いまや高級ミニバンは、高級セダンに代わるショーファードリブンカーとして確固たる地位を築きました。その中心にいるのがトヨタ「アルファード」そしてレクサス「LM」ですが、実はこうした価値をいち早く提案していたのは日産。1998年に登場した初代エルグランド「ロイヤルライン」は、定員わずか4名という大胆なレイアウトを採用し、後席の快適性を極限まで追求した特別な一台でした。
いま振り返っても規格外だったロイヤルラインの魅力と、新型エルグランドVIPへと受け継がれる可能性について考えてみます。
文:立花義人、エムスリープロダクション/写真:NISSAN、AUTECH
【画像ギャラリー】いま見ても規格外!! 高級ミニバンの先駆け「ロイヤルライン」が設定されていた 日産初代「エルグランド」(15枚)画像ギャラリーミニバン概念を超えた「4人乗り」の衝撃
1997年に登場した初代エルグランド(E50)は、それまでキャラバンやハイエースといった商用車ベースのワゴンが中心だった多人数乗車市場に、乗用車感覚の走りと高級感を持ち込んだ先駆的な存在でした。
その翌年の1998年、日産とオーテックジャパンが共同で送り出したのがエルグランド「ロイヤルライン」です。
当時のカタログには、「普通のVIP車の後席では決して満足できない、トップエグゼクティブの方に、ぜひともお乗りいただきたい」と記されており、ロイヤルラインが意識していた相手は、当時のミニバンではなく、クラウンやシーマ、セルシオといったショーファードリブンの高級セダン(お抱え運転手付きのセダン)。ワンボックスならではの広大な室内空間を活かし、セダンでは実現が難しいレベルの足元スペースと頭上空間を確保。後席の快適性を極限まで高めることを目指しました。
この大胆な発想から生まれた定員わずか「4名」の空間は、当時の自動車界において、文字通り「規格外」の衝撃でした。
左右で役割が違う後席シートは、陸上の「ファーストクラス」
ロイヤルライン最大の特徴は、専用設計の後席VIPシートです。当時のカタログでは「まさに航空機のファーストクラスシート」と紹介されていましたが、その内容を見れば決して大げさな表現ではなかったことが分かります。
重厚な左右独立バケットシートには電動スライド機構とリクライニング機構を装備。最大220mmのスライド量を確保し、足を伸ばしても前席に届かないほどの広さを実現していました。
さらに特徴的なのが、左右で異なる役割が与えられていたことです。運転席後方の右席は、移動中も仕事を行うVIPのための「執務席」として設計され、細かな姿勢調整が可能な電動シートリフターを装備。
一方、助手席後方の左席は、移動中にくつろぐための「リラクゼーションシート」として設計されていました。

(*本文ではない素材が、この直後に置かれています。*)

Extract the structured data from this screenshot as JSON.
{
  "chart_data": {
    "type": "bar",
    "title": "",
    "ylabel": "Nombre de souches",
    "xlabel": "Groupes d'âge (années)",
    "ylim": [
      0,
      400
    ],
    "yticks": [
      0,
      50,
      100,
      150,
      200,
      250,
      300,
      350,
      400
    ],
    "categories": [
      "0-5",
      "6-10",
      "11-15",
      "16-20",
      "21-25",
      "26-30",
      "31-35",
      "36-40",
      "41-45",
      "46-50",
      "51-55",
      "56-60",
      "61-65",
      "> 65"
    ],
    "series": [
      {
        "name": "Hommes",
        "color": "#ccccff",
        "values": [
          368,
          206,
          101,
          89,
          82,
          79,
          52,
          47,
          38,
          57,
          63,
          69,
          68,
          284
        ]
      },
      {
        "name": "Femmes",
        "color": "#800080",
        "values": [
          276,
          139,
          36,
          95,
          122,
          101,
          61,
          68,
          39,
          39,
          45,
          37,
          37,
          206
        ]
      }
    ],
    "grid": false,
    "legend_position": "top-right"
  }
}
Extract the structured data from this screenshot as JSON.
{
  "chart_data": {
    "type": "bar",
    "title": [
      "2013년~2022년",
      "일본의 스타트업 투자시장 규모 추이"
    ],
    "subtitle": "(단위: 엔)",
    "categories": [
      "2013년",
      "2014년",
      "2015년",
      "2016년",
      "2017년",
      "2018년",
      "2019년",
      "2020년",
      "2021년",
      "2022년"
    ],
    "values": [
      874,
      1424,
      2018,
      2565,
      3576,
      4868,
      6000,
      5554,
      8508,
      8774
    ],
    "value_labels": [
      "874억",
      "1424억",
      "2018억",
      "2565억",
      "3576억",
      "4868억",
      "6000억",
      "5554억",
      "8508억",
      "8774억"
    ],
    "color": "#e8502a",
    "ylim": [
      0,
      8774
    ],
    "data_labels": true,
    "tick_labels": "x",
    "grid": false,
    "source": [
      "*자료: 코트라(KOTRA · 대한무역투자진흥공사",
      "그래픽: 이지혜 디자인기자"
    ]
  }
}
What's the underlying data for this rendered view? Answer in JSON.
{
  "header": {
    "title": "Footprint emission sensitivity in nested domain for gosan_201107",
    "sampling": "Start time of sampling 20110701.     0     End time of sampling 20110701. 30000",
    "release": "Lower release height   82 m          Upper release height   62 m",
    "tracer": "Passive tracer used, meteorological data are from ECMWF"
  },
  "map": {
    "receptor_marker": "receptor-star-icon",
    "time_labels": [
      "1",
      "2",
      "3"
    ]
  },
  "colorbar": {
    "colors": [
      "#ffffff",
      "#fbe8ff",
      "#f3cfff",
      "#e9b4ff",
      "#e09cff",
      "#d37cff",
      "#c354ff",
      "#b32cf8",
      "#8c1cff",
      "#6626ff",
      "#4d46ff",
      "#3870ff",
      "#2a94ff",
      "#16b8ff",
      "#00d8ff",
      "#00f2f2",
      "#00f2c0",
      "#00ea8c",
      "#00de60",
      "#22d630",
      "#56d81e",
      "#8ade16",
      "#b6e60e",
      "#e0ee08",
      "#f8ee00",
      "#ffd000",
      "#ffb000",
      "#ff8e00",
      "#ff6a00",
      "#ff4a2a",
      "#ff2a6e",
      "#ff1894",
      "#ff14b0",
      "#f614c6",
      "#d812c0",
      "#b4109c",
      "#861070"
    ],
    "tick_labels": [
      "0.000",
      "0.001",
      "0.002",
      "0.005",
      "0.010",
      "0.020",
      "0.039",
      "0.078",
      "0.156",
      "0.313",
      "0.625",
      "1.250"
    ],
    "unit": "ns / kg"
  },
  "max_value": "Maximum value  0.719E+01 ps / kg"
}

新型エルグランドにも受け継がれている背もたれ上部だけを独立して調整できる電動シートバック中折れ機構を採用し、オプションでオットマンも設定されていました。1998年の時点で、ここまで後席乗員を中心に考えた設計をミニバンに取り入れていたとは驚きです。
シート表皮はダブルラッセルを標準設定しながら、本革と高級人工皮革「サプラーレ」を組み合わせた仕様も選択可能。まさに「走るファーストクラス」と呼びたくなる仕立てだったのです。